Sunday, November 15, 2009

AIA Tour Recap

I had the chance to catch the AIA Home Tour last Sunday to see some of the area's best examples of modern living and architecture. Unfortunately for you no photography was allowed, while I tried to get a few shots in with my iPhone, most of the more interior shots I could not get. It was interesting to see that while most of the homes were designed by different design firms, some of those also being "build" jobs (built for a particular client) or "spec" (built to sell) they all shared similar aesthetics.

This means two things - the use of landscaping and the "green" products.
Each home demonstrates some use of "green" products - namely the Labron House, which has obtained LEED certification. You can check out their chronicles of building a LEED certified home here and also follow their blog and how owning a green home is going to pan out. I did see their first months energy bill was a mere $142.29 for a 3500 sq. ft. home, one that is two stories and has tons of windows AND they don't have solar panels.
At most of the homes, the landscaping was phenomenal. Some even incorporated landscaping on the roofs for optimal use of exterior living space.


Most of the homes incorporate large amounts of glass, not only used for windows - but entrydoors, interior doors, countertops, staircases and tiles.
One of my favorites was the use of glass by architect Ron Womack in his Buena Vista townhomes. The floor had inserts of glass looking down into the below wine room. The wine room is probably one my favorite wine rooms I have seen - it featured a large room for entertaining with a large tasting table and then the whole back wall was encompassed in glass showcasing the homeowners fabulous wine collection. The wine racking system was simplified down to stainless steel pegs ejecting out of the wall where the wine was laid horizontally across the pegs - so every label was visible vs. most wine racking systems show only the cork looked like a piece of artwork.

Also another favorite use of glass was used in conjuncture with 3Form products, where the interior doors where used on sliding tracks that had natural elements, like twigs. The process is very interesting where the twigs are stood up straight and then when the glass is extremely hot and liquid is poured over the twigs to create a 3D look.


This is used in conjuncture with the above glass - lots of windows to let in either the beautiful views of the Dallas skyline or greenery from exquisite landscape architects like David Rolston of Dallas gardens.

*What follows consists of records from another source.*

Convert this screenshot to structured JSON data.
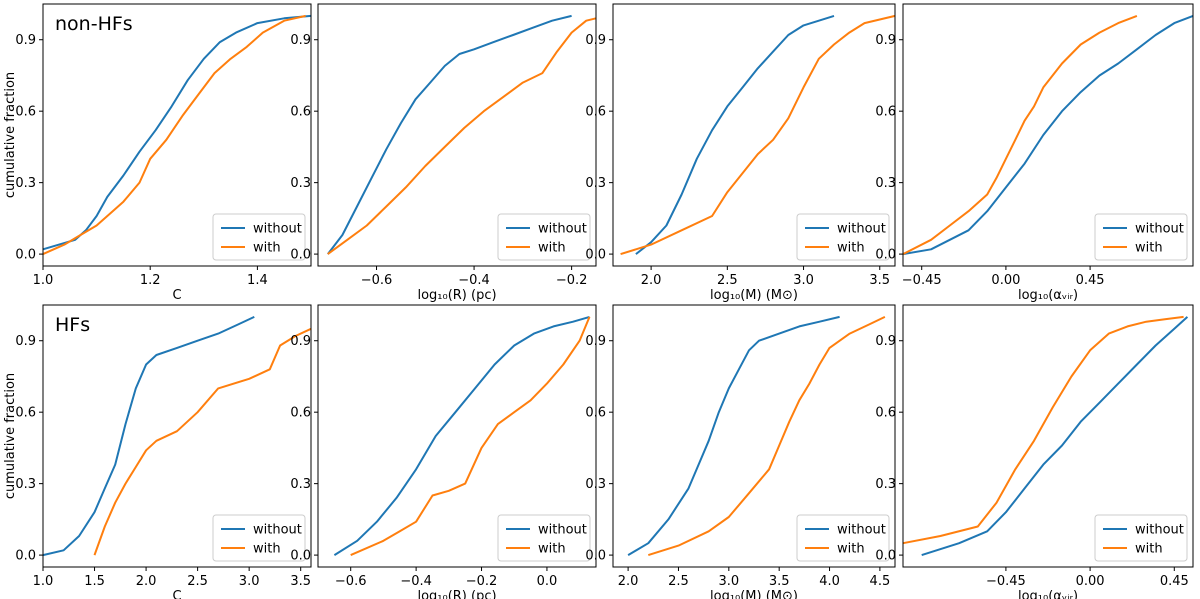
{
  "figure": {
    "ylabel": "cumulative fraction",
    "series_colors": {
      "without": "#1f77b4",
      "with": "#ff7f0e"
    }
  },
  "chart_data": [
    {
      "type": "line",
      "row_label": "non-HFs",
      "xlabel": "C",
      "ylabel": "cumulative fraction",
      "xlim": [
        1.0,
        1.5
      ],
      "ylim": [
        -0.05,
        1.05
      ],
      "xticks": [
        1.0,
        1.2,
        1.4
      ],
      "xtick_labels": [
        "1.0",
        "1.2",
        "1.4"
      ],
      "yticks": [
        0.0,
        0.3,
        0.6,
        0.9
      ],
      "ytick_labels": [
        "0.0",
        "0.3",
        "0.6",
        "0.9"
      ],
      "legend": "lower-right",
      "series": [
        {
          "name": "without",
          "x": [
            1.0,
            1.03,
            1.06,
            1.08,
            1.1,
            1.12,
            1.15,
            1.18,
            1.21,
            1.24,
            1.27,
            1.3,
            1.33,
            1.36,
            1.4,
            1.45,
            1.5
          ],
          "y": [
            0.02,
            0.04,
            0.06,
            0.1,
            0.16,
            0.24,
            0.33,
            0.43,
            0.52,
            0.62,
            0.73,
            0.82,
            0.89,
            0.93,
            0.97,
            0.99,
            1.0
          ]
        },
        {
          "name": "with",
          "x": [
            1.0,
            1.04,
            1.07,
            1.1,
            1.13,
            1.15,
            1.18,
            1.2,
            1.23,
            1.26,
            1.29,
            1.32,
            1.35,
            1.38,
            1.41,
            1.45,
            1.49
          ],
          "y": [
            0.0,
            0.04,
            0.08,
            0.12,
            0.18,
            0.22,
            0.3,
            0.4,
            0.48,
            0.58,
            0.67,
            0.76,
            0.82,
            0.87,
            0.93,
            0.98,
            1.0
          ]
        }
      ]
    },
    {
      "type": "line",
      "row_label": "",
      "xlabel": "log₁₀(R) (pc)",
      "ylabel": "",
      "xlim": [
        -0.72,
        -0.15
      ],
      "ylim": [
        -0.05,
        1.05
      ],
      "xticks": [
        -0.6,
        -0.4,
        -0.2
      ],
      "xtick_labels": [
        "−0.6",
        "−0.4",
        "−0.2"
      ],
      "yticks": [
        0.0,
        0.3,
        0.6,
        0.9
      ],
      "ytick_labels": [
        "0.0",
        "0.3",
        "0.6",
        "0.9"
      ],
      "legend": "lower-right",
      "series": [
        {
          "name": "without",
          "x": [
            -0.7,
            -0.67,
            -0.64,
            -0.61,
            -0.58,
            -0.55,
            -0.52,
            -0.49,
            -0.46,
            -0.43,
            -0.4,
            -0.36,
            -0.32,
            -0.28,
            -0.24,
            -0.2
          ],
          "y": [
            0.0,
            0.08,
            0.2,
            0.32,
            0.44,
            0.55,
            0.65,
            0.72,
            0.79,
            0.84,
            0.86,
            0.89,
            0.92,
            0.95,
            0.98,
            1.0
          ]
        },
        {
          "name": "with",
          "x": [
            -0.7,
            -0.66,
            -0.62,
            -0.58,
            -0.54,
            -0.5,
            -0.46,
            -0.42,
            -0.38,
            -0.34,
            -0.3,
            -0.26,
            -0.23,
            -0.2,
            -0.17,
            -0.15
          ],
          "y": [
            0.0,
            0.06,
            0.12,
            0.2,
            0.28,
            0.37,
            0.45,
            0.53,
            0.6,
            0.66,
            0.72,
            0.76,
            0.85,
            0.93,
            0.98,
            0.99
          ]
        }
      ]
    },
    {
      "type": "line",
      "row_label": "",
      "xlabel": "log₁₀(M) (M⊙)",
      "ylabel": "",
      "xlim": [
        1.75,
        3.6
      ],
      "ylim": [
        -0.05,
        1.05
      ],
      "xticks": [
        2.0,
        2.5,
        3.0,
        3.5
      ],
      "xtick_labels": [
        "2.0",
        "2.5",
        "3.0",
        "3.5"
      ],
      "yticks": [
        0.0,
        0.3,
        0.6,
        0.9
      ],
      "ytick_labels": [
        "0.0",
        "0.3",
        "0.6",
        "0.9"
      ],
      "legend": "lower-right",
      "series": [
        {
          "name": "without",
          "x": [
            1.9,
            2.0,
            2.1,
            2.2,
            2.3,
            2.4,
            2.5,
            2.6,
            2.7,
            2.8,
            2.9,
            3.0,
            3.1,
            3.2
          ],
          "y": [
            0.0,
            0.05,
            0.12,
            0.25,
            0.4,
            0.52,
            0.62,
            0.7,
            0.78,
            0.85,
            0.92,
            0.96,
            0.98,
            1.0
          ]
        },
        {
          "name": "with",
          "x": [
            1.8,
            2.0,
            2.2,
            2.4,
            2.5,
            2.6,
            2.7,
            2.8,
            2.9,
            3.0,
            3.1,
            3.2,
            3.3,
            3.4,
            3.6
          ],
          "y": [
            0.0,
            0.04,
            0.1,
            0.16,
            0.26,
            0.34,
            0.42,
            0.48,
            0.57,
            0.7,
            0.82,
            0.88,
            0.93,
            0.97,
            1.0
          ]
        }
      ]
    },
    {
      "type": "line",
      "row_label": "",
      "xlabel": "log₁₀(αᵥᵢᵣ)",
      "ylabel": "",
      "xlim": [
        -0.55,
        1.0
      ],
      "ylim": [
        -0.05,
        1.05
      ],
      "xticks": [
        -0.45,
        0.0,
        0.45
      ],
      "xtick_labels": [
        "−0.45",
        "0.00",
        "0.45"
      ],
      "yticks": [
        0.0,
        0.3,
        0.6,
        0.9
      ],
      "ytick_labels": [
        "0.0",
        "0.3",
        "0.6",
        "0.9"
      ],
      "legend": "lower-right",
      "series": [
        {
          "name": "without",
          "x": [
            -0.55,
            -0.4,
            -0.3,
            -0.2,
            -0.1,
            0.0,
            0.1,
            0.2,
            0.3,
            0.4,
            0.5,
            0.6,
            0.7,
            0.8,
            0.9,
            1.0
          ],
          "y": [
            0.0,
            0.02,
            0.06,
            0.1,
            0.18,
            0.28,
            0.38,
            0.5,
            0.6,
            0.68,
            0.75,
            0.8,
            0.86,
            0.92,
            0.97,
            1.0
          ]
        },
        {
          "name": "with",
          "x": [
            -0.55,
            -0.4,
            -0.3,
            -0.2,
            -0.1,
            -0.05,
            0.0,
            0.05,
            0.1,
            0.15,
            0.2,
            0.3,
            0.4,
            0.5,
            0.6,
            0.7
          ],
          "y": [
            0.0,
            0.06,
            0.12,
            0.18,
            0.25,
            0.32,
            0.4,
            0.48,
            0.56,
            0.62,
            0.7,
            0.8,
            0.88,
            0.93,
            0.97,
            1.0
          ]
        }
      ]
    },
    {
      "type": "line",
      "row_label": "HFs",
      "xlabel": "C",
      "ylabel": "cumulative fraction",
      "xlim": [
        1.0,
        3.6
      ],
      "ylim": [
        -0.05,
        1.05
      ],
      "xticks": [
        1.0,
        1.5,
        2.0,
        2.5,
        3.0,
        3.5
      ],
      "xtick_labels": [
        "1.0",
        "1.5",
        "2.0",
        "2.5",
        "3.0",
        "3.5"
      ],
      "yticks": [
        0.0,
        0.3,
        0.6,
        0.9
      ],
      "ytick_labels": [
        "0.0",
        "0.3",
        "0.6",
        "0.9"
      ],
      "legend": "lower-right",
      "series": [
        {
          "name": "without",
          "x": [
            1.0,
            1.2,
            1.35,
            1.5,
            1.6,
            1.7,
            1.8,
            1.9,
            2.0,
            2.1,
            2.3,
            2.5,
            2.7,
            2.9,
            3.05
          ],
          "y": [
            0.0,
            0.02,
            0.08,
            0.18,
            0.28,
            0.38,
            0.55,
            0.7,
            0.8,
            0.84,
            0.87,
            0.9,
            0.93,
            0.97,
            1.0
          ]
        },
        {
          "name": "with",
          "x": [
            1.5,
            1.6,
            1.7,
            1.8,
            1.9,
            2.0,
            2.1,
            2.3,
            2.5,
            2.7,
            3.0,
            3.2,
            3.3,
            3.45,
            3.6
          ],
          "y": [
            0.0,
            0.12,
            0.22,
            0.3,
            0.37,
            0.44,
            0.48,
            0.52,
            0.6,
            0.7,
            0.74,
            0.78,
            0.88,
            0.92,
            0.95
          ]
        }
      ]
    },
    {
      "type": "line",
      "row_label": "",
      "xlabel": "log₁₀(R) (pc)",
      "ylabel": "",
      "xlim": [
        -0.7,
        0.15
      ],
      "ylim": [
        -0.05,
        1.05
      ],
      "xticks": [
        -0.6,
        -0.4,
        -0.2,
        0.0
      ],
      "xtick_labels": [
        "−0.6",
        "−0.4",
        "−0.2",
        "0.0"
      ],
      "yticks": [
        0.0,
        0.3,
        0.6,
        0.9
      ],
      "ytick_labels": [
        "0.0",
        "0.3",
        "0.6",
        "0.9"
      ],
      "legend": "lower-right",
      "series": [
        {
          "name": "without",
          "x": [
            -0.65,
            -0.58,
            -0.52,
            -0.46,
            -0.4,
            -0.34,
            -0.28,
            -0.22,
            -0.16,
            -0.1,
            -0.04,
            0.02,
            0.08,
            0.13
          ],
          "y": [
            0.0,
            0.06,
            0.14,
            0.24,
            0.36,
            0.5,
            0.6,
            0.7,
            0.8,
            0.88,
            0.93,
            0.96,
            0.98,
            1.0
          ]
        },
        {
          "name": "with",
          "x": [
            -0.6,
            -0.5,
            -0.45,
            -0.4,
            -0.35,
            -0.3,
            -0.25,
            -0.2,
            -0.15,
            -0.1,
            -0.05,
            0.0,
            0.05,
            0.1,
            0.13
          ],
          "y": [
            0.0,
            0.06,
            0.1,
            0.14,
            0.25,
            0.27,
            0.3,
            0.45,
            0.55,
            0.6,
            0.65,
            0.72,
            0.8,
            0.9,
            1.0
          ]
        }
      ]
    },
    {
      "type": "line",
      "row_label": "",
      "xlabel": "log₁₀(M) (M⊙)",
      "ylabel": "",
      "xlim": [
        1.85,
        4.65
      ],
      "ylim": [
        -0.05,
        1.05
      ],
      "xticks": [
        2.0,
        2.5,
        3.0,
        3.5,
        4.0,
        4.5
      ],
      "xtick_labels": [
        "2.0",
        "2.5",
        "3.0",
        "3.5",
        "4.0",
        "4.5"
      ],
      "yticks": [
        0.0,
        0.3,
        0.6,
        0.9
      ],
      "ytick_labels": [
        "0.0",
        "0.3",
        "0.6",
        "0.9"
      ],
      "legend": "lower-right",
      "series": [
        {
          "name": "without",
          "x": [
            2.0,
            2.2,
            2.4,
            2.6,
            2.7,
            2.8,
            2.9,
            3.0,
            3.1,
            3.2,
            3.3,
            3.5,
            3.7,
            3.9,
            4.1
          ],
          "y": [
            0.0,
            0.05,
            0.15,
            0.28,
            0.38,
            0.48,
            0.6,
            0.7,
            0.78,
            0.86,
            0.9,
            0.93,
            0.96,
            0.98,
            1.0
          ]
        },
        {
          "name": "with",
          "x": [
            2.2,
            2.5,
            2.8,
            3.0,
            3.2,
            3.4,
            3.5,
            3.6,
            3.7,
            3.8,
            3.9,
            4.0,
            4.2,
            4.4,
            4.55
          ],
          "y": [
            0.0,
            0.04,
            0.1,
            0.16,
            0.26,
            0.36,
            0.46,
            0.56,
            0.65,
            0.72,
            0.8,
            0.87,
            0.93,
            0.97,
            1.0
          ]
        }
      ]
    },
    {
      "type": "line",
      "row_label": "",
      "xlabel": "log₁₀(αᵥᵢᵣ)",
      "ylabel": "",
      "xlim": [
        -1.0,
        0.55
      ],
      "ylim": [
        -0.05,
        1.05
      ],
      "xticks": [
        -0.45,
        0.0,
        0.45
      ],
      "xtick_labels": [
        "−0.45",
        "0.00",
        "0.45"
      ],
      "yticks": [
        0.0,
        0.3,
        0.6,
        0.9
      ],
      "ytick_labels": [
        "0.0",
        "0.3",
        "0.6",
        "0.9"
      ],
      "legend": "lower-right",
      "series": [
        {
          "name": "without",
          "x": [
            -0.9,
            -0.7,
            -0.55,
            -0.45,
            -0.35,
            -0.25,
            -0.15,
            -0.05,
            0.05,
            0.15,
            0.25,
            0.35,
            0.45,
            0.52
          ],
          "y": [
            0.0,
            0.05,
            0.1,
            0.18,
            0.28,
            0.38,
            0.46,
            0.56,
            0.64,
            0.72,
            0.8,
            0.88,
            0.95,
            1.0
          ]
        },
        {
          "name": "with",
          "x": [
            -1.0,
            -0.8,
            -0.6,
            -0.5,
            -0.4,
            -0.3,
            -0.2,
            -0.1,
            0.0,
            0.1,
            0.2,
            0.3,
            0.4,
            0.5
          ],
          "y": [
            0.05,
            0.08,
            0.12,
            0.22,
            0.36,
            0.48,
            0.62,
            0.75,
            0.86,
            0.93,
            0.96,
            0.98,
            0.99,
            1.0
          ]
        }
      ]
    }
  ]
}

The use of one home there were 4 stories - wine room below, private areas on 1st, living areas on 2nd and rooftop access. A popular floorplan very similar to beach homes and scenic areas, was to place secondary bedrooms on the first floor and utilize the view of trees by placing the living areas on the second. I love the concept but find that it limits the homeowner's age group as it bypasses the needs of the up and coming baby boomer generation. The use of an elevator would eliminate this issue (and also of carrying bags of groceries up stairs)...maybe there is a "green" elevator company out there....? Note to self...start a "green" elevator company....

5. ART
Modern architecture was in the beginning, invented for the art collector in my mind. Where everything else is secondary and the art is the showpiece of the home. Most of the homes had amazing art showcased, even implementing areas for the homeowners own art studios - like Labron house homeowner, Robert Mateo who creates beautiful abstract artwork.
A modern and green home is choice of lifestyle as well as aesthetics. Even while my personal home is not modern per se, my interior design choices are more minimal, even monochromatic - not a lot of color or pattern in my fabrics. Most of the color in my home is brought in with natural exotic flowers, artwork, and all of my books. I also saw this in the homes showcased. Most of the howeowners are creative types - graphic artists, textile and rug designers, architects and artists, where after a long day of seeing a million fabrics and colors - choose to "rest" their eyes and minds when they come home in a modern, clean space.